1. THE WELL-PUBLICIZED SOVIET MILITARY BUILD-UP WAS A LIE

The time honored technique used to promote higher military budgets is to instill fear in the American public about the Soviet Union by referring to its increasingly massive build-up of military weapons.

Information, available to the national press but not publicized by it, reveals that U.S. leaders and militarists lied about the Soviet arms build-up and knowingly used false information to inflate Soviet military expenditures.

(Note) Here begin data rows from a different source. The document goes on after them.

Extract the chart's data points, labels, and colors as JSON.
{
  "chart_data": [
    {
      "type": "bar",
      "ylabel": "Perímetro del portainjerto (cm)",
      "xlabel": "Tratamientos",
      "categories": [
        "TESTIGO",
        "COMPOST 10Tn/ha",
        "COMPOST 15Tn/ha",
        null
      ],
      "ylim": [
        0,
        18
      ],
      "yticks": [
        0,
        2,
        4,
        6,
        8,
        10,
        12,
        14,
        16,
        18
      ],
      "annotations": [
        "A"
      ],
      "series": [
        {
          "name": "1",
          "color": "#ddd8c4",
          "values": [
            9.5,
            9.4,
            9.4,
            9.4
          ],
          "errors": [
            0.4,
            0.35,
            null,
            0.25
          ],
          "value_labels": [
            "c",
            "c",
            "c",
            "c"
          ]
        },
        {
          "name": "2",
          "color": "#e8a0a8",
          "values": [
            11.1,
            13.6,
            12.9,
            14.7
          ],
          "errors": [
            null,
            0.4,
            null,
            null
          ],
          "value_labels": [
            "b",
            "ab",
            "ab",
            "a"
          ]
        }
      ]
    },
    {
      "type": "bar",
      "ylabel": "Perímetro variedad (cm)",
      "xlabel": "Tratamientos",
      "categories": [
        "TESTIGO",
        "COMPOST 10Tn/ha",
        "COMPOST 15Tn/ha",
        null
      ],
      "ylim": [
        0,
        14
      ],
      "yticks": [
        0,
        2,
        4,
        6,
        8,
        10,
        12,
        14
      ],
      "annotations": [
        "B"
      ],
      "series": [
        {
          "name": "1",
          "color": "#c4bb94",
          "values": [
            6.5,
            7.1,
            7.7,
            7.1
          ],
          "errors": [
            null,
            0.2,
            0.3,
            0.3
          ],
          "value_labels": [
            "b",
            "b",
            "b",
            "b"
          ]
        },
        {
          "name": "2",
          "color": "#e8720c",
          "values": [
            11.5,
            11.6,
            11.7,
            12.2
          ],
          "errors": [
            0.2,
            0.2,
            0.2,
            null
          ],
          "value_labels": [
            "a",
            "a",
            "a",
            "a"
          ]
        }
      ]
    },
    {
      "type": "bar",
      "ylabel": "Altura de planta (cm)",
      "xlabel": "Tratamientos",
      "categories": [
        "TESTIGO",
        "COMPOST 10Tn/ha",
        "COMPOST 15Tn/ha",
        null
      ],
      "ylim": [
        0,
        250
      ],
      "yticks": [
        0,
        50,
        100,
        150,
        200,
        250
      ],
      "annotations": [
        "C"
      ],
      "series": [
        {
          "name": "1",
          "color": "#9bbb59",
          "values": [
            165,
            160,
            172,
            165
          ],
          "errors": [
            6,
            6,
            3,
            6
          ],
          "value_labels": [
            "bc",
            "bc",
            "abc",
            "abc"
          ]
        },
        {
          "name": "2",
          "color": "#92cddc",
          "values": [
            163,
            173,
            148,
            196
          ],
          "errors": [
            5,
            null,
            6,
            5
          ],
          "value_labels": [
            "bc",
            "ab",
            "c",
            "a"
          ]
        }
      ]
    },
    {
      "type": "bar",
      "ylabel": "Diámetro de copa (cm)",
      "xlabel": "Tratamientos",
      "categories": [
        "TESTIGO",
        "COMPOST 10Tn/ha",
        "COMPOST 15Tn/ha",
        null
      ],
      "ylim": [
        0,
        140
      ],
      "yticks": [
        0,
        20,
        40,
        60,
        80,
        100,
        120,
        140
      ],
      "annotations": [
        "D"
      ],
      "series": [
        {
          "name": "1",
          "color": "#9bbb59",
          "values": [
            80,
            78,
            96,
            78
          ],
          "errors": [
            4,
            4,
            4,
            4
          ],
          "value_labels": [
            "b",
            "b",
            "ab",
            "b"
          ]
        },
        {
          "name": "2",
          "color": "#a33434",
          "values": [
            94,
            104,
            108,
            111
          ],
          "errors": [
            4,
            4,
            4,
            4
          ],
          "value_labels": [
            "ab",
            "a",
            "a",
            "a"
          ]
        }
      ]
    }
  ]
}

First, the myth of the massive Soviet build-up: In 1983 testimony before the Joint Economic Committee, the Central Intelligence Agency (CIA) made a significant downward revision of its estimate of Soviet military spending for the period 1976-81 which went almost unreported in the press. The new estimate showed an increase of only 2% per year overall and no increase in the buying of weapons. During the same period, average annual U.S. military expenditures had a real growth rate of approximately 4% and since then have averaged 9%.

Like the bomber and missile "gaps" of the past that later proved illusory, we now find, as Senator William Proxmire said "Moscow has not been expanding its effort at the rapid rate that was once believed. It slowed its defense expansion beginning about seven years ago, a fact that the Soviets neglected to communicate and that the West failed to detect."

Second, inflating Soviet military expenditures: The CIA is responsible for estimating Soviet military spending. Their methodology is to compute what the Soviet military would cost if built and operated in the U.S. using U.S. prices and wages! For example, to compute personnel costs, the CIA assumes a Soviet conscript's salary to be $575 a month, which is what the U.S. Army pays a private. Actually, the Soviet conscript gets four or five rubles, about $8, a month.

Similarly, the CIA asks a U.S. corporation to compute what it would cost to build a new T-72 tank, or a new radar, or aircraft, a figure which even the CIA admits has very little to do with how much the item actually costs the Soviet government.

Despite the evidence to the contrary, President Ronald Reagan, his Secretary of Defense Caspar Weinberger, and others continue to cite the "unrelenting" Soviet buildup as justification for increasing U.S.
military expenditures even at the expense of sorely needed social programs.

SOURCE:

DEFENSE MONITOR, Vol. XIII, #4, 1984, "Taking Stock: The U.S. Military Buildup," p 3; AVIATION WEEK & SPACE TECHNOLOGY, 2/13/84, Soviet Defense Spending," by William H. Gregory, p 11.